Biz de isterdik Zonguldak’ın spor başarılarıyla, eğitim başarılarıyla, örnek davranışlarla, istihdam sağlanmasıyla, yatırım haberleriyle gündem olmasını ama maalesef yine üçüncü sayfa haberiyle ulusala düştük.
AK Parti’li Gülüç Belediye Başkanı Gökhan Mustafa Demirtaş’ın belediyede çalışan 2 kadına sözlü ve fiziksel tacizde bulunduğu ve tehdit ettiği iddiaları Cumhuriyet Gazetesi’nde yayınlandı.
Öncelikle şunu belirtelim; tacizin, arsızlığın, namussuzluğun partisi olmaz. Bir kişinin yaptığı bir eylemi bir partiye yüklemek olmaz.
Her kim olursa olsun şiddetle karşı çıkarız.
Yok belediye başkanıymış, yok milletvekiliymiş, yok bürokratmış, yok çok üst kademelerdeymiş ne fark eder.
En çok da konumuna güvenenler bu tarz girişimlerde bulunmuyor mu zaten?
Demirtaş’a yargısız infaz yapmıyorum, sadece iddialar gündem olduğu için tartışmaların boyutuna dikkat çekmek istiyorum.
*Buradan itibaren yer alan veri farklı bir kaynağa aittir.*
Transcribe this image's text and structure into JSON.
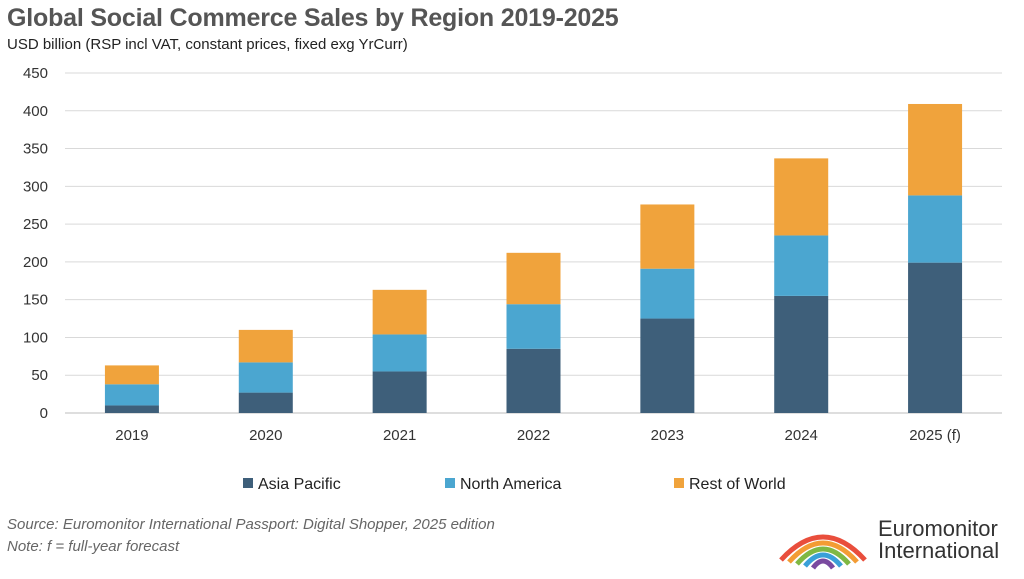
{
  "header": {
    "title": "Global Social Commerce Sales by Region 2019-2025",
    "subtitle": "USD billion (RSP incl VAT, constant prices, fixed exg YrCurr)"
  },
  "footer": {
    "source": "Source: Euromonitor International Passport: Digital Shopper, 2025 edition",
    "note": "Note: f = full-year forecast"
  },
  "logo": {
    "line1": "Euromonitor",
    "line2": "International"
  },
  "chart_data": {
    "type": "bar",
    "stacked": true,
    "categories": [
      "2019",
      "2020",
      "2021",
      "2022",
      "2023",
      "2024",
      "2025 (f)"
    ],
    "series": [
      {
        "name": "Asia Pacific",
        "color": "#3e5f7a",
        "values": [
          10,
          27,
          55,
          85,
          125,
          155,
          199
        ]
      },
      {
        "name": "North America",
        "color": "#4ba6d0",
        "values": [
          28,
          40,
          49,
          59,
          66,
          80,
          89
        ]
      },
      {
        "name": "Rest of World",
        "color": "#f0a33c",
        "values": [
          25,
          43,
          59,
          68,
          85,
          102,
          121
        ]
      }
    ],
    "ylim": [
      0,
      450
    ],
    "yticks": [
      "0",
      "50",
      "100",
      "150",
      "200",
      "250",
      "300",
      "350",
      "400",
      "450"
    ],
    "grid": true,
    "legend_position": "bottom"
  }
}
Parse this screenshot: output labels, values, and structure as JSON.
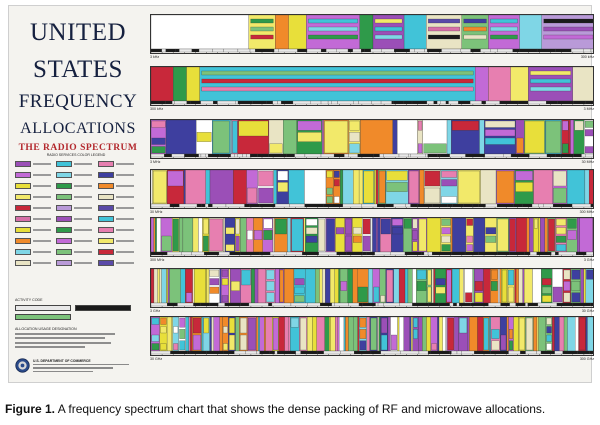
{
  "poster": {
    "title_lines": [
      "UNITED",
      "STATES",
      "FREQUENCY",
      "ALLOCATIONS"
    ],
    "subtitle": "THE RADIO SPECTRUM",
    "legend_title": "RADIO SERVICES COLOR LEGEND",
    "activity_title": "ACTIVITY CODE",
    "class_title": "ALLOCATION USAGE DESIGNATION",
    "department": "U.S. DEPARTMENT OF COMMERCE"
  },
  "colors": {
    "palette": [
      "#9b4fb7",
      "#c26ad6",
      "#e8df3a",
      "#f2e96a",
      "#41c3d8",
      "#7fd6e6",
      "#2f9a4a",
      "#7cc27a",
      "#c8283a",
      "#e77fb0",
      "#3e3f9f",
      "#f08a2a",
      "#e9e4c4",
      "#ffffff",
      "#b99ad8",
      "#5a4aa8",
      "#d66fa8",
      "#1a1a1a"
    ],
    "caption_text": "#111111",
    "title_text": "#15203f",
    "subtitle_text": "#b3282d"
  },
  "bands": [
    {
      "id": 1,
      "left_label": "3 kHz",
      "right_label": "300 kHz"
    },
    {
      "id": 2,
      "left_label": "300 kHz",
      "right_label": "3 MHz"
    },
    {
      "id": 3,
      "left_label": "3 MHz",
      "right_label": "30 MHz"
    },
    {
      "id": 4,
      "left_label": "30 MHz",
      "right_label": "300 MHz"
    },
    {
      "id": 5,
      "left_label": "300 MHz",
      "right_label": "3 GHz"
    },
    {
      "id": 6,
      "left_label": "3 GHz",
      "right_label": "30 GHz"
    },
    {
      "id": 7,
      "left_label": "30 GHz",
      "right_label": "300 GHz"
    }
  ],
  "caption": {
    "label": "Figure 1.",
    "text": " A frequency spectrum chart that shows the dense packing of RF and microwave allocations."
  }
}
Tacize uğradığını iddia eden 2 kadından birisi bir kafede AK Parti Milletvekilleri Hamdi Uçar, Ahmet Çolakoğlu ve Ereğli AK Parti ilçe başkanı Saffet Bozkurt ile görüşmüş. Ama her nedense taciz iddiasının üstü kapatılmış.
Sadece Gülüç Ak Parti Kadın Kolları Başkanı ve Gülüç Belediyesi Meclis Üyesi Ferihan Şenol tacize göz yummamış. Olayın aydınlatılması için girişimlerde bulunan Şenol, sonuç alamayınca Ak Parti’den istifa etmiş.
Bu davranışı için kendisini yürekten tebrik ediyorum.
Ancak Demirtaş’ın daha önceden CHP’de belediye başkanlığı yapmasına atıfta bulunarak, ‘CHP’den kalma eski alışkanlıklar’ ibaresini kullanıyor Sayın Şenol.
Bu ne demek?
Demirtaş CHP’den önce de AK Parti’liydi. 2014 yılında CHP’den belediye başkanı seçilmeden önce AK Parti’li meclis üyesiydi.
CHP’ye de Ak Parti’den kalma alışkanlıklarıyla gelen Demirtaş, aynı alışkanlıklarla tekrar AK Parti’ye dönmüş olabilir.
CHP Zonguldak Milletvekili Ünal Demirtaş ise Belediye Başkanı Gökhan Demirtaş ile ilgili çok sayıda rüşvet ve yolsuzluk iddiaları olduğunu belirtti.
Tüm iddialar araştırılmalı.
Demirtaş eğer bu taciz olayını gerçekleştirmiş ise; konumunu kullanarak iddia sahibi iki kadına psikolojik şiddet uygulamış, taciz etmiş ise çok ağır ceza almalıdır. Buna elbette yargı karar verecek.
Ancak Sayın Şenol’un olayı CHP ile bağdaştırması kabul edilemez.
Nitekim AK Parti milletvekillerinin, ilçe başkanının olayı örtbas etmesi de kabul edilemez.
Olay ulusal basına yansıdıktan sonra Ak Parti Genel Merkezi’nin soruşturma açmasının da çok bir hükmü yok aslında.
Kadına yapılan taciz, tecavüz, mobing, psikolojik ve fiziki şiddet kimden gelirse gelsin karşısında duran yürekli insanlara canı gönülden teşekkür ediyorum.
Keşke toplum olarak daha çok bilinçlenebilsek. Bir kereden bir şey olmaz diyenlere, bu tür olayları meşru gösterenlere, çocukların cinsel istismarına göz yumanlara, tarikatlarda yaşanan olaylara arka çıkanlara partili partisiz herkes tepki gösterebilse.
Keşke kendimizin veya yakınımızın başına gelmeden önce bir insanın başına gelen her olayda tepkimizi ortaya koyabilsek.